Généralement parlant, les cadres et les principaux décideurs d’un organisme constituent son « âme dirigeante ». Les employés qui n’ont qu’une autorité de supervision peuvent également faire partie de l’âme dirigeante s’ils fonctionnent ou paraissent fonctionner comme des représentants de l’organisme. Même des non-superviseurs peuvent être considérés faire partie de l’âme dirigeante s’ils ont en fait une autorité de supervision ou qu’ils ont une responsabilité notable dans l’encadrement des employés. Par exemple, un membre d’une unité de négociation qui est chef de section peut être considéré comme faisant partie de « l’âme dirigeante » d’un organisme.


[41] Payne c. Otsuka Pharmaceutical Co. (No 3) (2002), 44 C.H.R.R. D/203, au para 63 (Commission d’enquête de l’Ontario) : « La nature du moment où une tierce partie ou une personne collatérale se retrouverait prise dans une chaîne de discrimination dépend des faits. Cependant, il est possible d’établir des principes généraux. L’élément clé est le contrôle ou le pouvoir que l’intimé collatéral ou indirect avait sur le plaignant et l’intimé principal. Plus grand est le contrôle ou le pouvoir sur la situation et les parties, plus grande est l’obligation légale de ne pas tolérer ni encourager l’acte discriminatoire. Le pouvoir ou le contrôle est important parce qu’il suppose une capacité de redresser la situation ou de faire quelque chose pour améliorer les conditions. » [Traduction libre]
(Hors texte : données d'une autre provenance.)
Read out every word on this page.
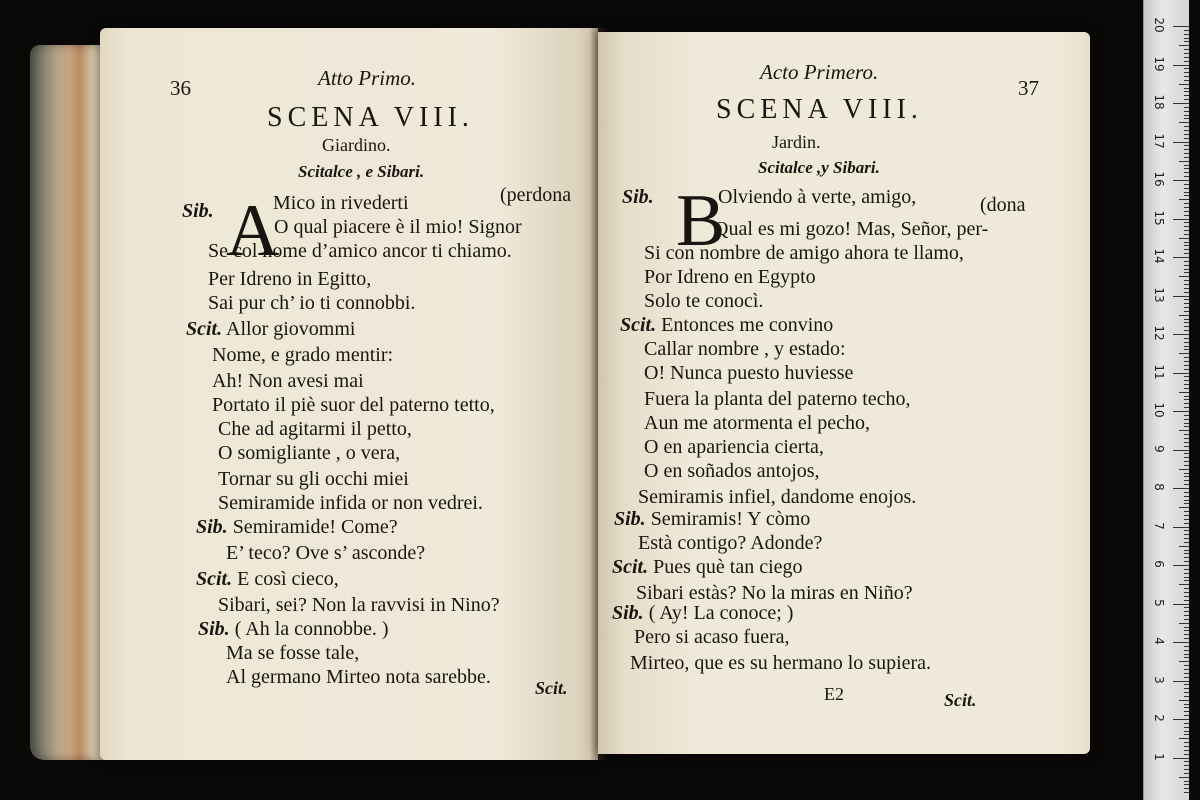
36	Atto Primo.
SCENA VIII.
Giardino.
Scitalce , e Sibari.
A
Sib.	Mico in rivederti	(perdona
O qual piacere è il mio! Signor
Se col nome d’amico ancor ti chiamo.
Per Idreno in Egitto,
Sai pur ch’ io ti connobbi.
Scit. Allor giovommi
Nome, e grado mentir:
Ah! Non avesi mai
Portato il piè suor del paterno tetto,
Che ad agitarmi il petto,
O somigliante , o vera,
Tornar su gli occhi miei
Semiramide infida or non vedrei.
Sib. Semiramide! Come?
E’ teco? Ove s’ asconde?
Scit. E così cieco,
Sibari, sei? Non la ravvisi in Nino?
Sib. ( Ah la connobbe. )
Ma se fosse tale,
Al germano Mirteo nota sarebbe. Scit.
Acto Primero.
37
SCENA VIII.
Jardin.
Scitalce ,y Sibari.
B
Sib.	Olviendo à verte, amigo,	(dona
Qual es mi gozo! Mas, Señor, per-
Si con nombre de amigo ahora te llamo,
Por Idreno en Egypto
Solo te conocì.
Scit. Entonces me convino
Callar nombre , y estado:
O! Nunca puesto huviesse
Fuera la planta del paterno techo,
Aun me atormenta el pecho,
O en apariencia cierta,
O en soñados antojos,
Semiramis infiel, dandome enojos.
Sib. Semiramis! Y còmo
Està contigo? Adonde?
Scit. Pues què tan ciego
Sibari estàs? No la miras en Niño?
Sib. ( Ay! La conoce; )
Pero si acaso fuera,
Mirteo, que es su hermano lo supiera.
E2	Scit.
20
19
18
17
16
15
14
13
12
11
10
9
8
7
6
5
4
3
2
1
[42] Wall c. University of Waterloo (1995), 27 C.H.R.R. D/44, aux para 162-67 (Commission d’enquête de l’Ontario). Ces facteurs aident à évaluer le caractère raisonnable de la réponse d’un organisme au harcèlement. Une réponse raisonnable de la part de l’organisme n’aura pas d’effet sur sa responsabilité, mais sera prise en considération pour décider du remède approprié. En d’autres termes, un employeur qui a répondu de façon raisonnable au harcèlement n’est pas déchargé de sa responsabilité, mais il peut profiter d’une réduction des dommages qui découlent du harcèlement.